We aimed to explore the prevalence and determinants of severe COVID-19 disease and mortality in patients with schizophrenia in this study. We conducted a retrospective observational study of 1620 patients with schizophrenia. Of the 1620 patients, 52 (3.2%) tested positive for SARS-CoV-19. Among SARS-CoV-2-positive patients, 40 patients were hospitalized, and 17 patients required intensive care unit admission due to COVID-19 (76.9% and 32.7%, respectively). Severe COVID-19 disease was noted in 17 patients (32.7%) requiring intubation. In the logistic regression analysis, antipsychotic dose, and comorbidity score were independently associated with a greater risk of severe COVID-19 disease in patients with schizophrenia.
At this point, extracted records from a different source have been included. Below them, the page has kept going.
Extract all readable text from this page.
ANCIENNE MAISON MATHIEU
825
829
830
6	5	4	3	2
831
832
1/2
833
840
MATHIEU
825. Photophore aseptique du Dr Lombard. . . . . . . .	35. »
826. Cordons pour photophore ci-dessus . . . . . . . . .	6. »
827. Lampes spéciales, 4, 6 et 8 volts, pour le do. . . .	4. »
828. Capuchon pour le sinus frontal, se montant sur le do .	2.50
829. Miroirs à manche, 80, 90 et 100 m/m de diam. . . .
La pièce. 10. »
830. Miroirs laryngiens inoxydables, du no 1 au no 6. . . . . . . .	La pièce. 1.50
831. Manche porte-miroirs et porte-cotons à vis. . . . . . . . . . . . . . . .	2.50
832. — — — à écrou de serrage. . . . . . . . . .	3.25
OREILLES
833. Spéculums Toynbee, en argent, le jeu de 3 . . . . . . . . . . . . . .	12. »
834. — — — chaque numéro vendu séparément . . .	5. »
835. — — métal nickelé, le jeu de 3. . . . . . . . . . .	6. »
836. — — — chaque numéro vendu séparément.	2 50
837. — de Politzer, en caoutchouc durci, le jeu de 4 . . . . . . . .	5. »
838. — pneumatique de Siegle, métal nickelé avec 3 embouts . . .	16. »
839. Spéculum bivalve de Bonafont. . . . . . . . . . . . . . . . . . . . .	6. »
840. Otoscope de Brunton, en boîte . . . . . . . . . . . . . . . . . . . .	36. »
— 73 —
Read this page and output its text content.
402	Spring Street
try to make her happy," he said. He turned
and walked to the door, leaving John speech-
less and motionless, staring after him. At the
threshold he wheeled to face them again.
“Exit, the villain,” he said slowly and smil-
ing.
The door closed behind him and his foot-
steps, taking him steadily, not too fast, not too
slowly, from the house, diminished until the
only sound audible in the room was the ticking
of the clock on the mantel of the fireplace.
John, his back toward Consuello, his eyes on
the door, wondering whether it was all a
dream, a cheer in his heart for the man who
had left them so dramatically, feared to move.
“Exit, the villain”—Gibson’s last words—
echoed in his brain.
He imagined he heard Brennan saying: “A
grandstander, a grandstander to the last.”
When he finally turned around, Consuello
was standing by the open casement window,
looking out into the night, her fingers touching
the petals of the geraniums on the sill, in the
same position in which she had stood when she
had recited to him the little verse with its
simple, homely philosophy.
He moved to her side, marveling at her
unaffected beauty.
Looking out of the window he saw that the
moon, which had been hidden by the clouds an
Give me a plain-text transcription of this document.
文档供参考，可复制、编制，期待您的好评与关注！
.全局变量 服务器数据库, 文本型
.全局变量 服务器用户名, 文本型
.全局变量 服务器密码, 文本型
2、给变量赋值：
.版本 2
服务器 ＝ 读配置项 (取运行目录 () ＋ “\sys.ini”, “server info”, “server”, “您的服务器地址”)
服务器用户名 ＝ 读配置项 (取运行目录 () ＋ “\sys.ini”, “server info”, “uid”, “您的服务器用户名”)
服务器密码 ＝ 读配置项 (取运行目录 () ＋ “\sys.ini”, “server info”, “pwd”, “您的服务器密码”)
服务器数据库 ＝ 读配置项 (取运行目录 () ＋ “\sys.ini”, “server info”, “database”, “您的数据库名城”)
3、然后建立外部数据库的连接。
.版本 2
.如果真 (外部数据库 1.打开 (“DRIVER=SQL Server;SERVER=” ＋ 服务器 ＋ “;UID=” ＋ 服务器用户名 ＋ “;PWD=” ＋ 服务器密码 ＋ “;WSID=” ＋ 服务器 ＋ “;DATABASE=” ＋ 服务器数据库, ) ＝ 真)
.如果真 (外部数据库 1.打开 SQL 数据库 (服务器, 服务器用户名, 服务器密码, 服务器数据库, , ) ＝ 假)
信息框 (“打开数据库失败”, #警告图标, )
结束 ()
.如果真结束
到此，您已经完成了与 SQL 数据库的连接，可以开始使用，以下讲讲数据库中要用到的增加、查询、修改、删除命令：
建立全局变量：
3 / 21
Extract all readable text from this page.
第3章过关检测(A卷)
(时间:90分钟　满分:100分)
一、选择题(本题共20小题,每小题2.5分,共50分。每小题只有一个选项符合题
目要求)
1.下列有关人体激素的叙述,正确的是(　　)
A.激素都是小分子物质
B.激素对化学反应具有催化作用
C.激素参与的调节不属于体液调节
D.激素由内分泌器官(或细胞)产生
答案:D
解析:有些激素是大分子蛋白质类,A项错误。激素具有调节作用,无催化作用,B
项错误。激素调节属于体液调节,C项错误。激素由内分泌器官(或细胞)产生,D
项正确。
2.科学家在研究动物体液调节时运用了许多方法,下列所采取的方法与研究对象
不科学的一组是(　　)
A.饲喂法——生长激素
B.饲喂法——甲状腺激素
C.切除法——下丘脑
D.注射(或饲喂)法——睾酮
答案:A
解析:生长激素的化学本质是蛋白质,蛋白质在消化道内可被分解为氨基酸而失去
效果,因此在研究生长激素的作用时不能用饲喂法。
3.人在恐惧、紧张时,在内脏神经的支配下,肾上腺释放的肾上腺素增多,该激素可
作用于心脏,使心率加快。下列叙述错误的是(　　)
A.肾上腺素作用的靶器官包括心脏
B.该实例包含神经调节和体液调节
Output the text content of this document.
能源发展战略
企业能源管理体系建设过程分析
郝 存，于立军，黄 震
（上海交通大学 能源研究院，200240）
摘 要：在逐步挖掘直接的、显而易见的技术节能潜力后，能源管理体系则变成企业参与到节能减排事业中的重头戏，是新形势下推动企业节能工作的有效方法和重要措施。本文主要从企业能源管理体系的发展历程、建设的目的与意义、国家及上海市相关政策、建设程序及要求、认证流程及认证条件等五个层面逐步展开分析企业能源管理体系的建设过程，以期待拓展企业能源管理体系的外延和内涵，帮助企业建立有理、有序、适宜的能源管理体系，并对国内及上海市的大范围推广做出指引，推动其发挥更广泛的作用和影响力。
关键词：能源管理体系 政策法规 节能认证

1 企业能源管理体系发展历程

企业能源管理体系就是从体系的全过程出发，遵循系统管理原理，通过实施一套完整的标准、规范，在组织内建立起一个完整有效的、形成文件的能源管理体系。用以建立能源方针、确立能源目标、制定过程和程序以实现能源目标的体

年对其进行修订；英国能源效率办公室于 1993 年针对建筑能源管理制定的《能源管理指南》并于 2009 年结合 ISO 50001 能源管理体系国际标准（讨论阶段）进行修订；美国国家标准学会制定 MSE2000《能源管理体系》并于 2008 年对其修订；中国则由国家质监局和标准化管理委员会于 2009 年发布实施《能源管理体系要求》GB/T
Our study suggests that factors such as age, sex, comorbidities, and a daily antipsychotic dose may have effects on the poor outcome of SARS-CoV-2 disease in schizophrenia patients. In addition, the current findings propose that mortality may be associated with an older age, comorbidity score, and a longer duration of psychiatric disease among the SARS-CoV-2-positive patients with schizophrenia. However, the findings of our study should be verified in prospective and larger sample studies.

摘要

本研究旨在探讨精神分裂症患者中严重 COVID-19 疾病和死亡率的流行情况和决定因素。我们对 1620 例精神分裂症患者进行了回顾性观察性研究。在 1620 例患者中,有 52 例(3.2%)SARS-CoV-19 检测呈阳性。在 SARS-CoV-2 阳性患者中,有 40 例住院,17 例因 COVID-19 需要重症监护病房入院(分别为 76.9%和 32.7%)。严重 COVID-19 疾病在 17 例(32.7%)需要插管的患者中可见。在逻辑回归分析中,抗精神病药剂量和合并症评分与精神分裂症患者发生严重 COVID-19 疾病的风险增加独立相关。我们的研究表明,年龄、性别、合并症和每日抗精神病药剂量等因素可能对精神分裂症患者 SARS-CoV-2 疾病的不良结局产生影响。此外,目前的研究结果表明,死亡率可能与 SARS-CoV-2 阳性精神分裂症患者的年龄较大、合并症评分较高和精神疾病持续时间较长有关。然而,我们的研究结果需要在前瞻性和更大样本的研究中进行验证。